Liz’s head came forward in surprise. “And what time did you start writing?”
“Like three.”
“In the morning?”
“I know.” He shook his head and sighed. “It’s nuts sometimes. It’s like this spigot— either it’s all the way on or shut off completely.”
Liz looked at him, digging into his skull for the story of him. He seemed so completely deep, like if she dove in, she might never find the top or the bottom of his existence. “Man, I’d love to live just ten minutes in your head. It must be so full of neat things— stories and characters and places and action.”
“Remember that chaos thing we talked about?”
“Yeah.”
“Um-hm. That’s pretty much it 24/7.” He shook his head. “It’s weird.” He sat for a long moment, seeming to dive beneath the surface of his own mind. Then he exhaled. “I guess I’m weird.”
Hearing the note of self-scorn in his voice, Liz felt her heart pang. “I don’t know about that. It’s not weird. It’s more…” She gazed at him. “Intriguing.”
He looked at her as if she’d sprouted an extra head. “Intriguing?”
“Beguiling.”
“Seriously?”
“Fascinating.”
He laughed. “Now I think you’re the one who’s lost it.”
“No, seriously, Jake. It’s cool that you can come up with these awesome stories and they are just hang-on-and-let’s-go-for-a-ride. I don’t know how you do that.”
Honesty blanketed him, beckoning him forward even as his rational side said he should quit while he was ahead. “I guess I’ve always kind of done that. I mean, even when I was little.” He put his head back and stared at the ceiling. “I’d make up all these stories to put myself to sleep. I remember this one about this pony that could fly. Its name was Marco, and it would go on all of these cool adventures.” Then Jake realized how silly he was being telling her this, and he looked over with an embarrassed half-smile. “Too much information, huh?”
“No,” and she really did sound fascinated. “How old were you then?”
“I don’t know. Six, seven. I drew some pictures of him once, but my dad said drawing was for girls.”
“For girls?” Liz backed up in horror. “He told you that?”
Jake shrugged. “Dad was never much into stuff like that. He wanted me to grow up to be tough. A manly-man. Not drawing and writing.”
“But that’s what you’re good at.”
He laughed softly. “I wouldn’t go that far.”
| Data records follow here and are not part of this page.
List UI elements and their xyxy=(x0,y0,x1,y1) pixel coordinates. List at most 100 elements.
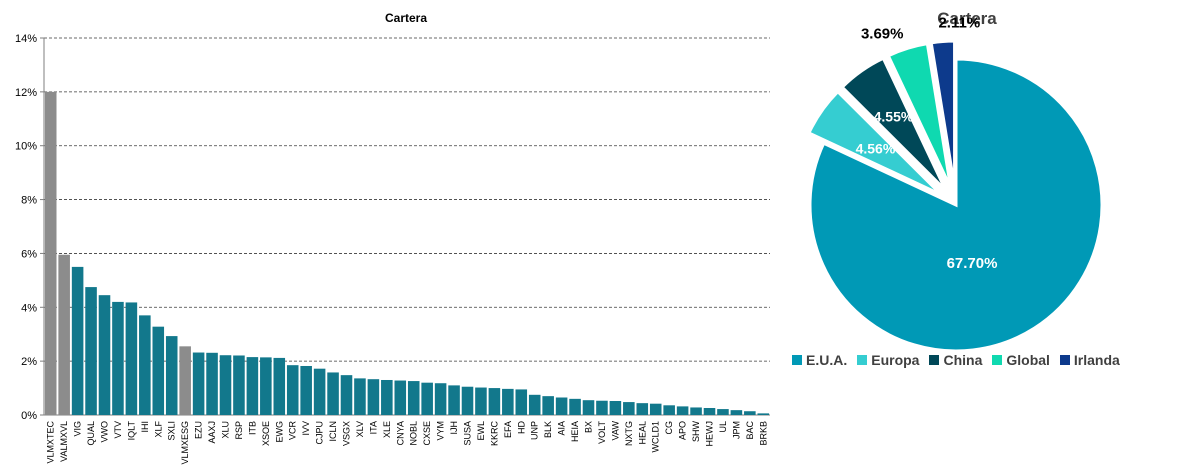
pie-chart: Cartera 67.70% 4.56% 4.55% 3.69% 2.11% xyxy=(806,9,1104,350)
x-tick-label: XLE xyxy=(382,421,392,438)
x-tick-label: UL xyxy=(718,421,728,433)
x-tick-label: IVV xyxy=(301,421,311,436)
bar-cg xyxy=(663,405,675,415)
x-tick-label: SUSA xyxy=(463,421,473,446)
x-tick-label: VLMXESG xyxy=(180,421,190,465)
legend-label: Irlanda xyxy=(1073,352,1120,368)
bar-ijh xyxy=(448,385,460,415)
bar-wcld1 xyxy=(649,403,662,415)
bar-y-axis: 0% 2% 4% 6% 8% 10% 12% 14% xyxy=(15,33,770,422)
bar-xle xyxy=(381,379,393,415)
bar-ivv xyxy=(300,365,312,415)
bar-ewg xyxy=(273,357,286,415)
bar-heia xyxy=(569,398,581,415)
bar-vwo xyxy=(98,295,111,415)
bar-xsoe xyxy=(260,357,272,415)
pie-value-label: 4.55% xyxy=(874,108,914,124)
bar-iqlt xyxy=(125,302,138,415)
legend-item-eua: E.U.A. xyxy=(792,352,847,368)
bar-vig xyxy=(71,266,84,415)
x-tick-label: IJH xyxy=(449,421,459,435)
pie-slice-global xyxy=(886,41,953,189)
pie-value-label: 4.56% xyxy=(856,141,896,157)
bar-icln xyxy=(327,372,339,415)
x-tick-label: EFA xyxy=(503,421,513,438)
x-tick-label: JPM xyxy=(731,421,741,439)
x-tick-label: HEWJ xyxy=(705,421,715,447)
x-tick-label: IHI xyxy=(140,421,150,433)
x-tick-label: NOBL xyxy=(409,421,419,446)
bar-cjpu xyxy=(313,368,326,415)
bar-unp xyxy=(528,394,541,415)
pie-chart-title: Cartera xyxy=(937,9,997,28)
legend-item-global: Global xyxy=(992,352,1050,368)
x-tick-label: BAC xyxy=(745,421,755,440)
legend-swatch xyxy=(792,355,802,365)
y-tick-label: 12% xyxy=(15,87,37,99)
pie-legend: E.U.A. Europa China Global Irlanda xyxy=(792,352,1120,368)
bar-vlmxesg xyxy=(179,346,191,415)
pie-slices xyxy=(806,39,1104,350)
bar-chart-title: Cartera xyxy=(385,11,427,25)
x-tick-label: VAW xyxy=(610,420,620,440)
legend-item-irlanda: Irlanda xyxy=(1059,352,1120,368)
bar-vym xyxy=(434,383,447,415)
bar-jpm xyxy=(730,410,743,415)
legend-label: China xyxy=(943,352,983,368)
bar-ita xyxy=(367,379,380,415)
bar-gridlines xyxy=(44,37,770,362)
bar-volt xyxy=(596,400,608,415)
pie-value-label: 3.69% xyxy=(861,26,904,43)
x-tick-label: ICLN xyxy=(328,421,338,442)
x-tick-label: BRKB xyxy=(758,421,768,446)
pie-slice-irlanda xyxy=(929,39,957,188)
x-tick-label: NXTG xyxy=(624,421,634,446)
x-tick-label: ITB xyxy=(247,421,257,435)
x-tick-label: VLMXTEC xyxy=(46,421,56,464)
bar-vlmxtec xyxy=(44,91,57,415)
bar-xlu xyxy=(219,355,232,415)
bar-vaw xyxy=(609,400,622,415)
bar-susa xyxy=(461,386,474,415)
y-tick-label: 8% xyxy=(21,195,37,207)
x-tick-label: RSP xyxy=(234,421,244,440)
bar-nobl xyxy=(407,381,420,415)
x-tick-label: VOLT xyxy=(597,421,607,444)
pie-slice-europa xyxy=(806,89,943,197)
x-tick-label: UNP xyxy=(530,421,540,440)
bar-hewj xyxy=(703,407,716,415)
x-tick-label: SHW xyxy=(691,420,701,442)
legend-swatch xyxy=(929,355,940,365)
legend-label: E.U.A. xyxy=(806,352,848,368)
bar-ihi xyxy=(139,315,151,415)
bar-series xyxy=(44,91,770,415)
bar-rsp xyxy=(233,355,245,415)
x-tick-label: IQLT xyxy=(126,421,136,441)
x-tick-label: CJPU xyxy=(315,421,325,445)
legend-swatch xyxy=(992,355,1003,365)
y-tick-label: 6% xyxy=(21,248,37,260)
legend-item-china: China xyxy=(929,352,982,368)
bar-apo xyxy=(676,406,689,415)
x-tick-label: CNYA xyxy=(395,421,405,445)
y-tick-label: 4% xyxy=(21,302,37,314)
legend-item-europa: Europa xyxy=(857,352,919,368)
x-tick-label: XSOE xyxy=(261,421,271,446)
legend-label: Europa xyxy=(871,352,920,368)
y-tick-label: 10% xyxy=(15,141,37,153)
bar-nxtg xyxy=(623,402,635,415)
x-tick-label: SXLI xyxy=(167,421,177,441)
bar-heal xyxy=(636,403,649,415)
y-tick-label: 14% xyxy=(15,33,37,45)
bar-qual xyxy=(85,287,97,415)
bar-kkrc xyxy=(488,388,501,415)
x-tick-label: VTV xyxy=(113,421,123,439)
bar-vcr xyxy=(286,365,299,415)
x-tick-label: HEIA xyxy=(570,421,580,442)
x-tick-label: EWG xyxy=(274,421,284,443)
x-tick-label: KKRC xyxy=(489,421,499,447)
x-tick-label: AIA xyxy=(557,421,567,436)
bar-xlv xyxy=(354,378,366,415)
x-tick-label: BLK xyxy=(543,421,553,438)
x-tick-label: EWL xyxy=(476,421,486,441)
“Well, I would.” Then she did something she’d never done before. She slid over to his side of the couch. “I for one think you are incredibly talented, and I’m glad we’ve gotten to be friends.”
Friends?
Is that what they were? Surprise jumped on Jake about the time she laid her head on his chest. For a long second he had no clue what to do, but then as if nature had taken over, he let his hand fall to her shoulder and then slide down her arm as she snuggled into him. Wow. Did that feel incredible! How had he lived nearly 30 years without this feeling?
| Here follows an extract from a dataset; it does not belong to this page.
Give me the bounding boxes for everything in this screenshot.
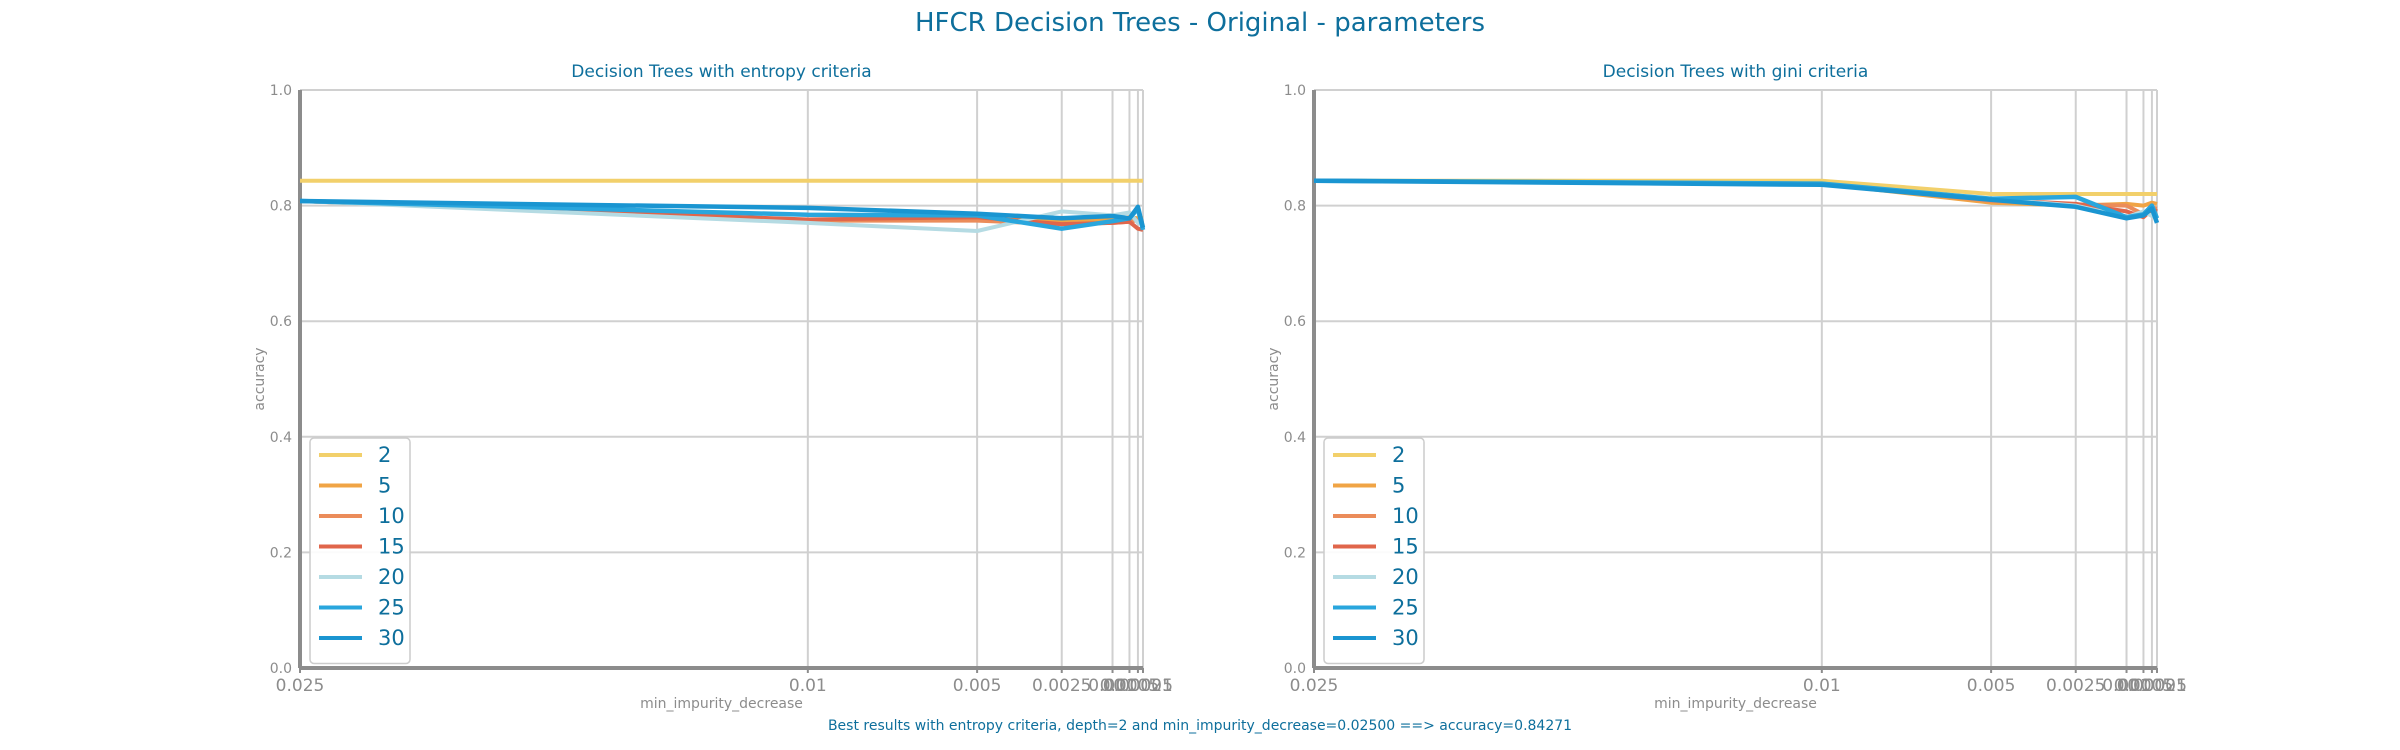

“I’m starting to see why you fell asleep over here,” she said, and there was a yawn tucked somewhere in the midst of that statement.
“Why’s that? Am I that boring?”
She yawned for real. “No. Not at all. Just really relaxing.”
He ran his hand over her arm again, agreeing totally. The breath was slow and tranquil. “You know, you don’t have to stay awake on my account. I can just sit here and watch the Broncos.”
“The Cowboys.” But she was already drifting out.
Jake smiled. “Like it matters.”
He felt her laugh and then slide off into oblivion. The world seemed to spiral around him. Here he was, with her, loving her, holding her, and it all felt so very easy and right. If life could stop right there, he would certainly have accepted it with complete peace.